Probably I’ve told one or two fairy stories in my time, when the occasion called for it—you know: sometimes you have to lay things on thick, to impress boneheads.
But this is the first time I’ve ever had to accuse one of my own employees of anything more dishonest than pinching a few stamps.
Honest, it would hurt me if we profited by it.
So you’ll let me hand you the commission?
Good!” II
He walked through the February city, where trucks flung up a spattering of slush and the sky was dark above dark brick cornices.
He came back miserable.
He, who respected the law, had broken it by concealing the Federal crime of interception of the mails.
But he could not see Graff go to jail and his wife suffer.
Worse, he had to discharge Graff and this was a part of office routine which he feared.
He liked people so much, he so much wanted them to like him that he could not bear insulting them.
Miss McGoun dashed in to whisper, with the excitement of an approaching scene,
“He’s here!”
“Mr. Graff?
Ask him to come in.”
He tried to make himself heavy and calm in his chair, and to keep his eyes expressionless.
Graff stalked in—a man of thirty-five, dapper, eye-glassed, with a foppish mustache.
“Want me?” said Graff.
“Yes.
Sit down.”
Graff continued to stand, grunting,
“I suppose that old nut Varney has been in to see you.
Let me explain about him.
He’s a regular tightwad, and he sticks out for every cent, and he practically lied to me about his ability to pay the rent—I found that out just after we signed up.
And then another fellow comes along with a better offer for the house, and I felt it was my duty to the firm to get rid of Varney, and I was so worried about it I skun up there and got back the lease.
Honest, Mr. Babbitt, I didn’t intend to pull anything crooked. I just wanted the firm to have all the commis—”
“Wait now, Stan.
This may all be true, but I’ve been having a lot of complaints about you.
Now I don’t s’pose you ever mean to do wrong, and I think if you just get a good lesson that’ll jog you up a little, you’ll turn out a first-class realtor yet.
But I don’t see how I can keep you on.”
Graff leaned against the filing-cabinet, his hands in his pockets, and laughed.
“So I’m fired!
Well, old Vision and Ethics, I’m tickled to death!
But I don’t want you to think you can get away with any holier-than-thou stuff.
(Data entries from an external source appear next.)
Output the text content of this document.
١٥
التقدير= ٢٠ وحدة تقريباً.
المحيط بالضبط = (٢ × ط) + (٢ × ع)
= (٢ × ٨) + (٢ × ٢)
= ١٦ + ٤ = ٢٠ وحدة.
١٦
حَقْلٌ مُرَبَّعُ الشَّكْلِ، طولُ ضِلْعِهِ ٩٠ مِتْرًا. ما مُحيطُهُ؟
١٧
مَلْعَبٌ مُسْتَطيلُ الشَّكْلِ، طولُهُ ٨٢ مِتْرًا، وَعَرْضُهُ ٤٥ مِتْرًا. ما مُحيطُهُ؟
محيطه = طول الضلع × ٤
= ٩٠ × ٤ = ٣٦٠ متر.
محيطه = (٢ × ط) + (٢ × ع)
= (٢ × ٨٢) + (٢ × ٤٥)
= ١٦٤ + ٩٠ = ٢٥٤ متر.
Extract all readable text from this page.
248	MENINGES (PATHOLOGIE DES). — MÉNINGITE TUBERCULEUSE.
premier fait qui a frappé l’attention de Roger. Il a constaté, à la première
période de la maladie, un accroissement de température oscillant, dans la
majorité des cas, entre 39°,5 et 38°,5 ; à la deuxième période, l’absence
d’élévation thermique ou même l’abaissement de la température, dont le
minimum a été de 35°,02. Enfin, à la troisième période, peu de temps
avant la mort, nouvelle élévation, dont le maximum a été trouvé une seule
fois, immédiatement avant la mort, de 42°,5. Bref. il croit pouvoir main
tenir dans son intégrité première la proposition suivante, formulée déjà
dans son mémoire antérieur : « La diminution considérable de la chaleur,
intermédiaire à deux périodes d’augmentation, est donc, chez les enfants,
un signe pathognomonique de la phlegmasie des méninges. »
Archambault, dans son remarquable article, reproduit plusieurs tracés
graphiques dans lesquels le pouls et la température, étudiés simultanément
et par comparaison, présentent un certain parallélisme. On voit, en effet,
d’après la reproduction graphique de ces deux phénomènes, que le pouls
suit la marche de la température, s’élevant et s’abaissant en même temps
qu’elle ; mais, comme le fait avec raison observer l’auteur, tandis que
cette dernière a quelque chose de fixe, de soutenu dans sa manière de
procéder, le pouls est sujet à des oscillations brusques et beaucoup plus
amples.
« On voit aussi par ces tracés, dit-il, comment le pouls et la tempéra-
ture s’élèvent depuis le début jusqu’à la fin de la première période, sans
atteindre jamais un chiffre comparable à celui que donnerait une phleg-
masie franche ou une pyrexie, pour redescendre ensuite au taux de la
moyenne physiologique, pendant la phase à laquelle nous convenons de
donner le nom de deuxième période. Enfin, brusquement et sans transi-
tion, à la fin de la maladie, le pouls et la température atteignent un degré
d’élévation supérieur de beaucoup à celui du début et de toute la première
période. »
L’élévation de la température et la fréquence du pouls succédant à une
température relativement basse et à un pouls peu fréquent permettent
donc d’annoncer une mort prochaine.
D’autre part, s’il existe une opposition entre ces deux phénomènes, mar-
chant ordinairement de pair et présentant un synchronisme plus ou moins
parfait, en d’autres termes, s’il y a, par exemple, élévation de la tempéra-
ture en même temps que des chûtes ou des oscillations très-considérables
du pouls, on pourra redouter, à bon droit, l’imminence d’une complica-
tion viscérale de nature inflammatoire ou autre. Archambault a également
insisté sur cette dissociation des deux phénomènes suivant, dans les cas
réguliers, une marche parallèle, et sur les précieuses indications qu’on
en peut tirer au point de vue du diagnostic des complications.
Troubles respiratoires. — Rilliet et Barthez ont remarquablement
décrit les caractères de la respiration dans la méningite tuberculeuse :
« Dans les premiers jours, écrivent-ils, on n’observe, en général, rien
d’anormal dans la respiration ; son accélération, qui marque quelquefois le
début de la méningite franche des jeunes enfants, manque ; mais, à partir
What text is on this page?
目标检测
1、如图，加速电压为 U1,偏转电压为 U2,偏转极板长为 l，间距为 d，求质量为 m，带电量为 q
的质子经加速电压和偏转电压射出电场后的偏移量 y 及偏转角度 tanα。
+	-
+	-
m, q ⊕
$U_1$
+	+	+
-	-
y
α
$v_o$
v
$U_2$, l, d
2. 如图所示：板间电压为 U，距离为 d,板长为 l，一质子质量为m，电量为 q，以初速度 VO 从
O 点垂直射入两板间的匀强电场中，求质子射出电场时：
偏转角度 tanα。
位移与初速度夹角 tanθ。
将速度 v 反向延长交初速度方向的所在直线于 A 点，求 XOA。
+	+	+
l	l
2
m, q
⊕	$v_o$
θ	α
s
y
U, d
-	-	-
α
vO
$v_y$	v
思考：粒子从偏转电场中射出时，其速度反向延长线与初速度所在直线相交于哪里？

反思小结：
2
Sure I’ve pulled some raw stuff—a little of it—but how could I help it, in this office?”
“Now, by God, young man—”
“Tut, tut!
Keep the naughty temper down, and don’t holler, because everybody in the outside office will hear you.
They’re probably listening right now.
Babbitt, old dear, you’re crooked in the first place and a damn skinflint in the second.
If you paid me a decent salary I wouldn’t have to steal pennies off a blind man to keep my wife from starving.
Us married just five months, and her the nicest girl living, and you keeping us flat broke all the time, you damned old thief, so you can put money away for your saphead of a son and your wishywashy fool of a daughter!
Wait, now!
You’ll by God take it, or I’ll bellow so the whole office will hear it!